Não me recordo de, na minha infância, ter ouvido falar de forma tão intensa no planeta e nas questões climatéricas. As questões mundiais giravam em redor da pobreza, dos vírus, doenças contagiosas e das guerras totais que terminariam com o nosso crescimento económico. A minha educação familiar, a minha escola, os meus círculos mais próximos ensinaram-me muito pouco sobre a importância de respeitar o meio ambiente. Cresci em liberdade e brinquei muitas vezes na rua; ia de automóvel para a escola e não gostava de andar de transportes públicos. Alguns dos meus privilégios de infância passaram por saber o que são os afectos e conseguir crescer com responsabilidades de criança.
Hoje, aos vinte e nove, a minha consciência é outra. Durante anos, mesmo vendo na televisão macacos a conseguir separar o lixo, era um urso e recusava-me a fazê-lo; tinha um discurso conservador e dizia que o planeta aquecia por motivos "naturais" e que o processo fazia parte do ciclo da terra. Não deixei de acreditar nessa realidade. A ciência comprova que a história do planeta se conta também dessas oscilações de temperaturas, que foram eliminando espécies e contribuindo para o surgimento de outras. Esta verdade não impede que outras verdades sejam verdadeiras: o desenvolvimento do ser humano, que inventou a tecnologia e ainda descobre as suas possibilidades, pode acelerar o processo de aquecimento global contribuindo para a extinção da sua própria espécie. Este não é um discurso de opinião ou refém do capitalismo nórdico, como erradamente entendia; é o discurso da ciência. É nela que devemos acreditar porque foi o seu desenvolvimento que nos fez tão poluidores; foi o seu desenvolvimento que consolidou os vetores do nosso progresso material e civilizacional; acreditemos que seremos também capazes de reduzir este impacto. Vivemos mais e melhores anos, porque a ciência assim o permitiu. Foram os homens e mulheres que passaram anos, dias e horas das suas vidas estudando comportamentos, utilizando metodologias, comprovando e construindo realidades, que permitiram produzir conclusões e apresentar resultados - imperfeitos e com opções, como tudo o que é humano.

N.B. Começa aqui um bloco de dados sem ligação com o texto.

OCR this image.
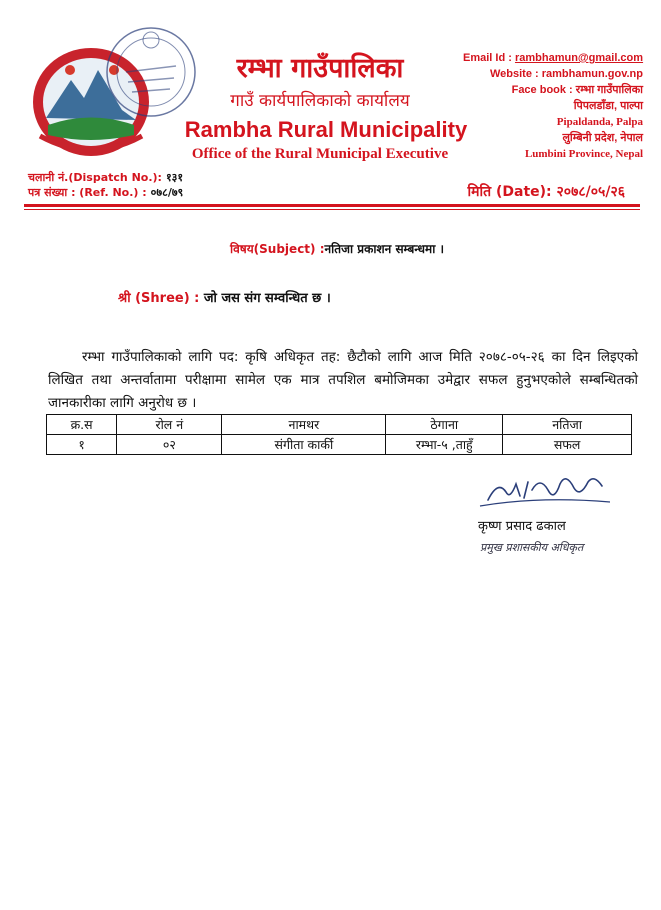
रम्भा गाउँपालिका
गाउँ कार्यपालिकाको कार्यालय
Rambha Rural Municipality
Office of the Rural Municipal Executive
Email Id : rambhamun@gmail.com
Website : rambhamun.gov.np
Face book : रम्भा गाउँपालिका
पिपलडाँडा, पाल्पा
Pipaldanda, Palpa
लुम्बिनी प्रदेश, नेपाल
Lumbini Province, Nepal
चलानी नं.(Dispatch No.): १३१
पत्र संख्या : (Ref. No.) : ०७८/७९	मिति (Date): २०७८/०५/२६
विषय(Subject) :नतिजा प्रकाशन सम्बन्धमा ।
श्री (Shree) : जो जस संग सम्वन्धित छ ।

रम्भा गाउँपालिकाको लागि पद: कृषि अधिकृत तह: छैटौको लागि आज मिति २०७८-०५-२६ का दिन लिइएको लिखित तथा अन्तर्वातामा परीक्षामा सामेल एक मात्र तपशिल बमोजिमका उमेद्वार सफल हुनुभएकोले सम्बन्धितको जानकारीका लागि अनुरोध छ ।

क्र.स	रोल नं	नामथर	ठेगाना	नतिजा
१	०२	संगीता कार्की	रम्भा-५ ,ताहुँ	सफल
कृष्ण प्रसाद ढकाल
प्रमुख प्रशासकीय अधिकृत
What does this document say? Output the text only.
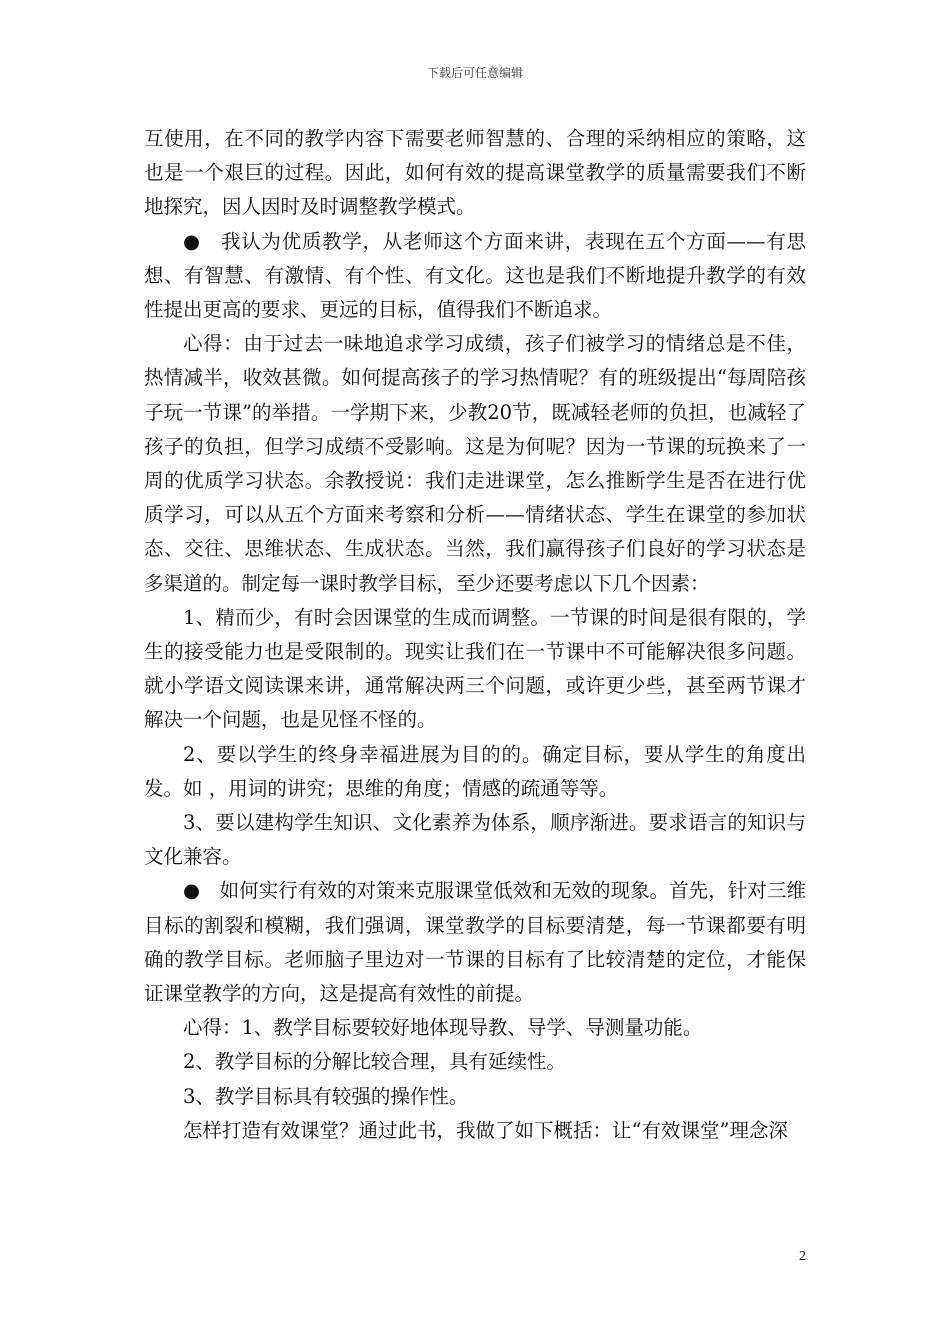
下载后可任意编辑

互使用，在不同的教学内容下需要老师智慧的、合理的采纳相应的策略，这也是一个艰巨的过程。因此，如何有效的提高课堂教学的质量需要我们不断地探究，因人因时及时调整教学模式。

●　我认为优质教学，从老师这个方面来讲，表现在五个方面——有思想、有智慧、有激情、有个性、有文化。这也是我们不断地提升教学的有效性提出更高的要求、更远的目标，值得我们不断追求。

心得：由于过去一味地追求学习成绩，孩子们被学习的情绪总是不佳，热情减半，收效甚微。如何提高孩子的学习热情呢？有的班级提出“每周陪孩子玩一节课”的举措。一学期下来，少教20节，既减轻老师的负担，也减轻了孩子的负担，但学习成绩不受影响。这是为何呢？因为一节课的玩换来了一周的优质学习状态。余教授说：我们走进课堂，怎么推断学生是否在进行优质学习，可以从五个方面来考察和分析——情绪状态、学生在课堂的参加状态、交往、思维状态、生成状态。当然，我们赢得孩子们良好的学习状态是多渠道的。制定每一课时教学目标，至少还要考虑以下几个因素：

1、精而少，有时会因课堂的生成而调整。一节课的时间是很有限的，学生的接受能力也是受限制的。现实让我们在一节课中不可能解决很多问题。就小学语文阅读课来讲，通常解决两三个问题，或许更少些，甚至两节课才解决一个问题，也是见怪不怪的。

2、要以学生的终身幸福进展为目的的。确定目标，要从学生的角度出发。如 ，用词的讲究；思维的角度；情感的疏通等等。

3、要以建构学生知识、文化素养为体系，顺序渐进。要求语言的知识与文化兼容。

●　如何实行有效的对策来克服课堂低效和无效的现象。首先，针对三维目标的割裂和模糊，我们强调，课堂教学的目标要清楚，每一节课都要有明确的教学目标。老师脑子里边对一节课的目标有了比较清楚的定位，才能保证课堂教学的方向，这是提高有效性的前提。

心得：1、教学目标要较好地体现导教、导学、导测量功能。

2、教学目标的分解比较合理，具有延续性。

3、教学目标具有较强的操作性。

怎样打造有效课堂？通过此书，我做了如下概括：让“有效课堂”理念深

2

Existem os que negam a separação do lixo, as vantagens da vacinação, os que querem voltar a fazer partos de pernas abertas no meio da selva, como primatas, e aqueles que dizem que as mulheres não são discriminadas porque as mulheres que conhecem não ganham menos que os homens. O negacionismo da ciência (ou das ciências), dos factos e das provas está na moda - os dados são relativizados e os políticos usam palavras cujos sentidos civilizacionais desconhecem. Temos aliados fortíssimos para a promoção e circulação de informação, mas continuamos a ser manipuláveis e facilmente estupidificados.

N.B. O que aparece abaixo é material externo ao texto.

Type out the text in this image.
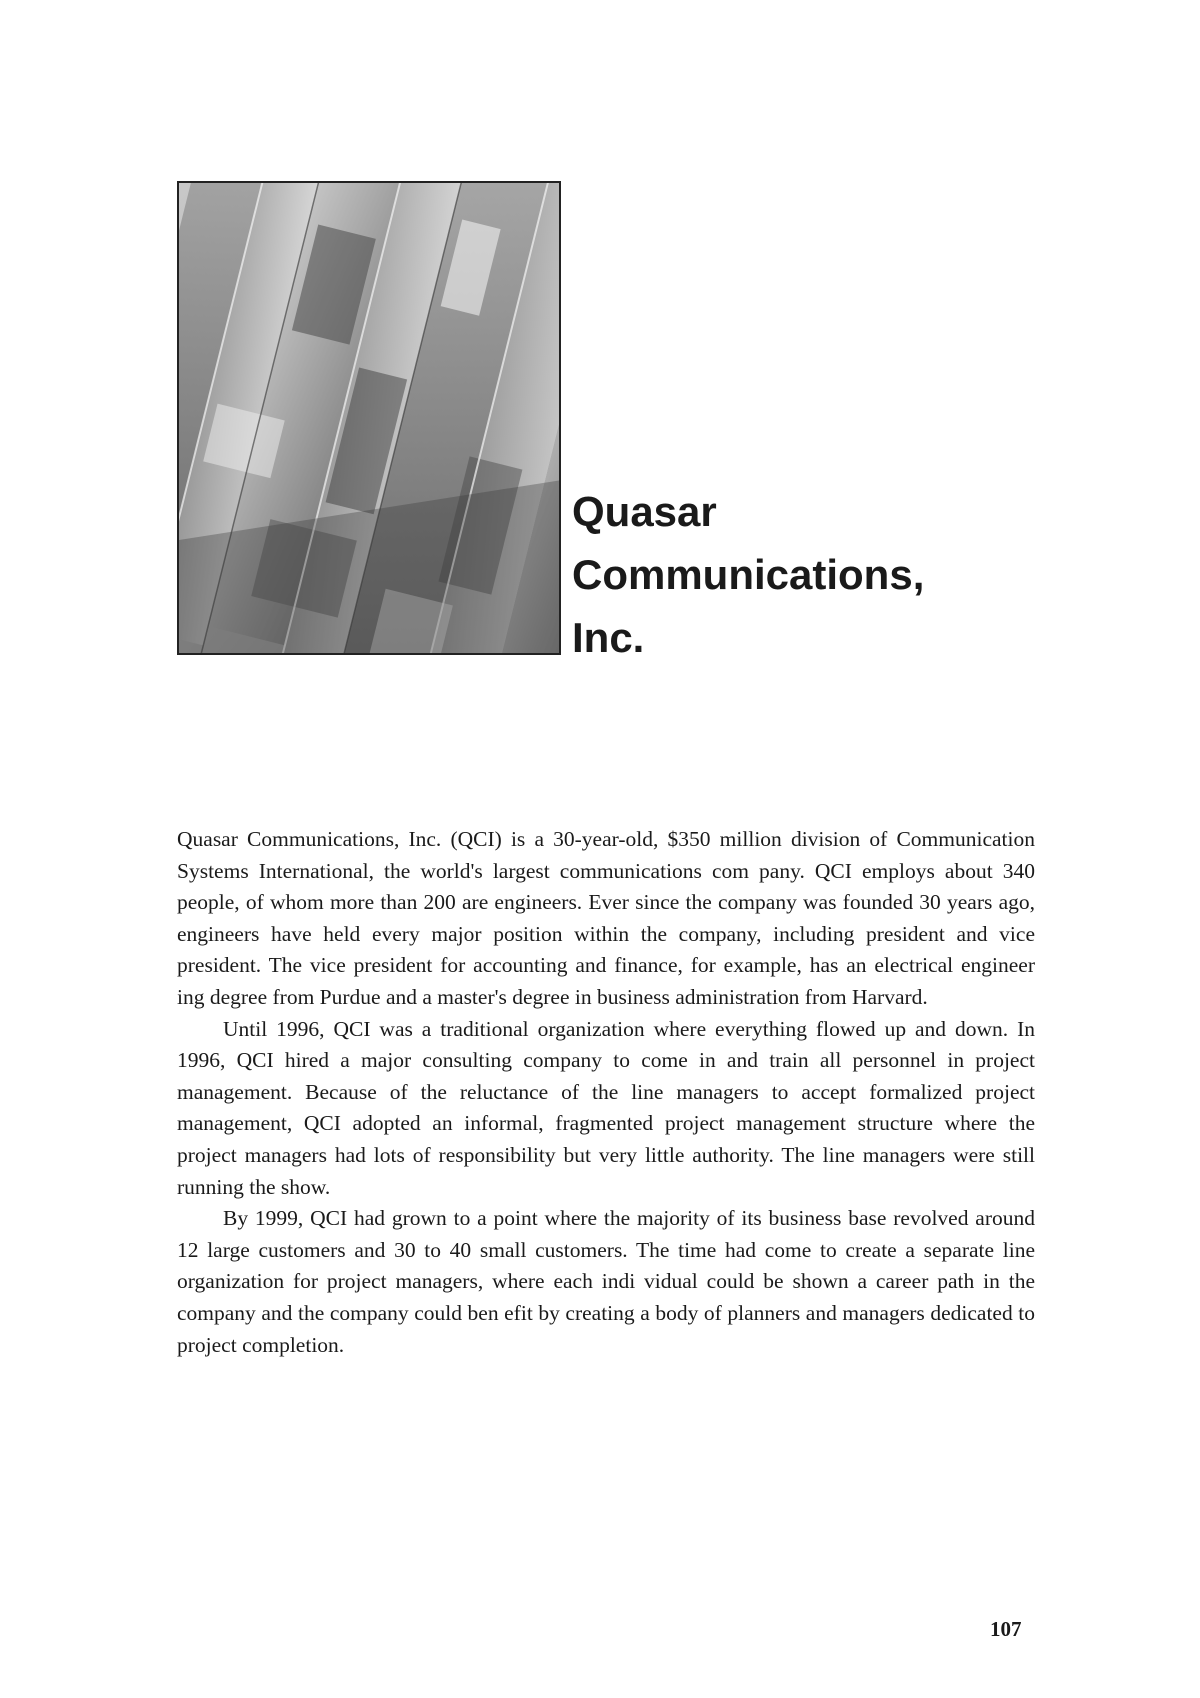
Quasar
Communications,
Inc.

Quasar Communications, Inc. (QCI) is a 30-year-old, $350 million division of Communication Systems International, the world's largest communications com pany. QCI employs about 340 people, of whom more than 200 are engineers. Ever since the company was founded 30 years ago, engineers have held every major position within the company, including president and vice president. The vice president for accounting and finance, for example, has an electrical engineer ing degree from Purdue and a master's degree in business administration from Harvard.

Until 1996, QCI was a traditional organization where everything flowed up and down. In 1996, QCI hired a major consulting company to come in and train all personnel in project management. Because of the reluctance of the line managers to accept formalized project management, QCI adopted an informal, fragmented project management structure where the project managers had lots of responsibility but very little authority. The line managers were still running the show.

By 1999, QCI had grown to a point where the majority of its business base revolved around 12 large customers and 30 to 40 small customers. The time had come to create a separate line organization for project managers, where each indi vidual could be shown a career path in the company and the company could ben efit by creating a body of planners and managers dedicated to project completion.

107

O que me leva a escrever este texto é que, há pouco, quando via o Donald Trump a dizer que o mais importante é que o ar e água americanos estão limpos, a ironizar o discurso de Greta Thunberg ou a achar pode vencer um prémio Nobel, recordei-me que já fui um Trump quando não separava o lixo, quando circulava mais de automóvel, quando comia mais carne de vaca, quando comprava mais produtos embalados em plásticos de utilização única e quando dizia que estas coisas do clima eram invenção dos países nórdicos para ganhar mais dinheiro. Hoje, depois de ter conhecido as pessoas certas e procurado informar-me sobre o assunto, vejo que o mundo está diferente: aumentaram a frequência dos fogos florestais e inundações, assisto, pelo televisor, a mais tufões e terramotos; as estações do ano praticamente desapareceram. Estes fenómenos matam espécies animais e seres humanos ou pressionam migrações. Hoje, eles; amanhã, nós.

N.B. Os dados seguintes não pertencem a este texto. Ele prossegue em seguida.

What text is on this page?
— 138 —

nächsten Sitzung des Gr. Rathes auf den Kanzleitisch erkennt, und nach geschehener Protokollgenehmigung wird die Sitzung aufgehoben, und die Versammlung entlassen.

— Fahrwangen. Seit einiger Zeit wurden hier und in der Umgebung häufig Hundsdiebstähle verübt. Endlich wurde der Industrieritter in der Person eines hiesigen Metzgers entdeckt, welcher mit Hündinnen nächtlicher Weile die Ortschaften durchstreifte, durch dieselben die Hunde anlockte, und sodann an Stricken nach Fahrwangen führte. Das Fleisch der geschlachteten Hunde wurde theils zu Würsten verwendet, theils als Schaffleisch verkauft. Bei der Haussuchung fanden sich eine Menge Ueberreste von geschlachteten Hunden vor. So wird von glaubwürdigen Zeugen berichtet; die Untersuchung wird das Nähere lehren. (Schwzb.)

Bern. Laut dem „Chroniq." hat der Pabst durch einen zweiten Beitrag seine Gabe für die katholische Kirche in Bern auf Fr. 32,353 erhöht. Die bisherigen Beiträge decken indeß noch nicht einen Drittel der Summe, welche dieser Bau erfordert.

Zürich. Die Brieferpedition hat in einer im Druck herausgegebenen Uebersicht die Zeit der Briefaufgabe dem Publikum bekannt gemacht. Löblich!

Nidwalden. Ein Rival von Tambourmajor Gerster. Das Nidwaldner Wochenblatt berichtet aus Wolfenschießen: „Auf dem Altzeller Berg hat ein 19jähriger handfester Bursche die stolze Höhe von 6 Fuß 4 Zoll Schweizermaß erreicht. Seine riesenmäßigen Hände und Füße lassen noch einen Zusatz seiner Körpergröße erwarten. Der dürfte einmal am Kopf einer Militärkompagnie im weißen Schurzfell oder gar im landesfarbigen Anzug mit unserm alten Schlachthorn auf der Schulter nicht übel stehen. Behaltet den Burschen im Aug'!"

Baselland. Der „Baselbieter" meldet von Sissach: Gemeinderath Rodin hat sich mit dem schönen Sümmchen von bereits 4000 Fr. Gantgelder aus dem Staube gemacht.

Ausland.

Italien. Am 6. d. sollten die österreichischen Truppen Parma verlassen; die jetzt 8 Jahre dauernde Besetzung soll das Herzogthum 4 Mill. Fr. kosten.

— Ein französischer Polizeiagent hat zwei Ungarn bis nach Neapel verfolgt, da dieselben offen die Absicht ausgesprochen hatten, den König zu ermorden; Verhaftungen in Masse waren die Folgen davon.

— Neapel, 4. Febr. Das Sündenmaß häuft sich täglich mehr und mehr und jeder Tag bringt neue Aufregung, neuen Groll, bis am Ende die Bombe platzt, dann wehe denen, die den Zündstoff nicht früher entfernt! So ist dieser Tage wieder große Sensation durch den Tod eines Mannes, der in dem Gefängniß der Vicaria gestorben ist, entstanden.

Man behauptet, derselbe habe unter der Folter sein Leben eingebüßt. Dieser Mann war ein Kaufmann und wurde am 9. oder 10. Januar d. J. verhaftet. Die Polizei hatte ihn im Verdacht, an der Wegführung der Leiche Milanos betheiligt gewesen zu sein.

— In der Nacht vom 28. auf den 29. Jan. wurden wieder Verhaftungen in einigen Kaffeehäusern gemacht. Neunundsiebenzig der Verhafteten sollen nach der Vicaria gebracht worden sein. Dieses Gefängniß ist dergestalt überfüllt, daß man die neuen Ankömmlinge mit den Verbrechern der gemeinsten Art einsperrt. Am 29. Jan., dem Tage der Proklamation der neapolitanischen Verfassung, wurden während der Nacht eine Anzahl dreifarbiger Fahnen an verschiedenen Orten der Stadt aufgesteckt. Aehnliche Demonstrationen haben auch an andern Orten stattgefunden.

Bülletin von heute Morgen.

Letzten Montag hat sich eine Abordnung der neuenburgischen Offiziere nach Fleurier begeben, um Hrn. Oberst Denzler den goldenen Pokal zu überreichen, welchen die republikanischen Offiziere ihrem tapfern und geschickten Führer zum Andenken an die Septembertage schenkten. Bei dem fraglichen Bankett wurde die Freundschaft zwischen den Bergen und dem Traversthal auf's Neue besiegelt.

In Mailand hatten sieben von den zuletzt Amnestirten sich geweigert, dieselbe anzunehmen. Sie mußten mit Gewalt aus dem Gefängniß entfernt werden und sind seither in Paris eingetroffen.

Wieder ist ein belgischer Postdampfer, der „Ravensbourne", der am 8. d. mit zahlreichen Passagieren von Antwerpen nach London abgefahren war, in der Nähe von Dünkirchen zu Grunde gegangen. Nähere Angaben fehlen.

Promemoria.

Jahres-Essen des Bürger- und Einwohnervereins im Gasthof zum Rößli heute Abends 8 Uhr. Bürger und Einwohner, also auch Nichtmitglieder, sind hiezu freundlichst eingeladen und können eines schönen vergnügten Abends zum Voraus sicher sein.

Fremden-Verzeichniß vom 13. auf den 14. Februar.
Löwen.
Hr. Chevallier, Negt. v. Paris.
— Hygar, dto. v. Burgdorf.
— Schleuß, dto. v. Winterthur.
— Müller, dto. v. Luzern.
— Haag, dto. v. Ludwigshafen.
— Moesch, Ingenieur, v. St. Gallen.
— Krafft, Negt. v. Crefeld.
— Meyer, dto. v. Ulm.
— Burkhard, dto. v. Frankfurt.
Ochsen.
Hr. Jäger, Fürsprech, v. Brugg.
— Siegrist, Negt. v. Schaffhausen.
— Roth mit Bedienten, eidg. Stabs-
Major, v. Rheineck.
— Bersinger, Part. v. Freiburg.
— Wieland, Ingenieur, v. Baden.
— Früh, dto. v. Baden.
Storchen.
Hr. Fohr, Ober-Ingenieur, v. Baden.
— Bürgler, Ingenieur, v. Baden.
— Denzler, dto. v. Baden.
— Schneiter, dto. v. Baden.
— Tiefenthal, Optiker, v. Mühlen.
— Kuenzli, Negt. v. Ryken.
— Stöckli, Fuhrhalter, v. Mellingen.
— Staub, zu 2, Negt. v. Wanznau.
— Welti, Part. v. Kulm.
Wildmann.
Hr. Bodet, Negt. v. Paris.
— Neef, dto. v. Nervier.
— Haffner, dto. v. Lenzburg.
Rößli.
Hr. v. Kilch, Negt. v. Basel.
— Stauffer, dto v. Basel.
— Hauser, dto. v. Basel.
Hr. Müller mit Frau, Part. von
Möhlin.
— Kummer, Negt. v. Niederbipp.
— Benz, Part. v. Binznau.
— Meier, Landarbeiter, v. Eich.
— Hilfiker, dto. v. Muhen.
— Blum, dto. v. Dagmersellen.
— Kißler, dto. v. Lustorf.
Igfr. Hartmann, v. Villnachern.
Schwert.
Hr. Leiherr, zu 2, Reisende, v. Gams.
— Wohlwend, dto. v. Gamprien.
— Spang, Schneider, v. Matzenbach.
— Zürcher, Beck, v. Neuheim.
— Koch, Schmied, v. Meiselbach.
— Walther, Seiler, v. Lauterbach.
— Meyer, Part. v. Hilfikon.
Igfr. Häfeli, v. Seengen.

Assisto, preocupado, a derivas animalistas e anti-científicas; vejo políticos não referendados e impreparados a controlarem aspetos da minha vida que são vitais. A mensagem deste texto é que já fui e, em grande medida, ainda sou, um Donald Trump, mas quis e quero continuar a reabilitar-me. Espero que outras pessoas cheguem à mesma conclusão e que a missão do Trump no planeta seja a de que, individualmente, nos envergonhemos das figuras patéticas que fazemos quando dominados pela ignorância e falta de leitura.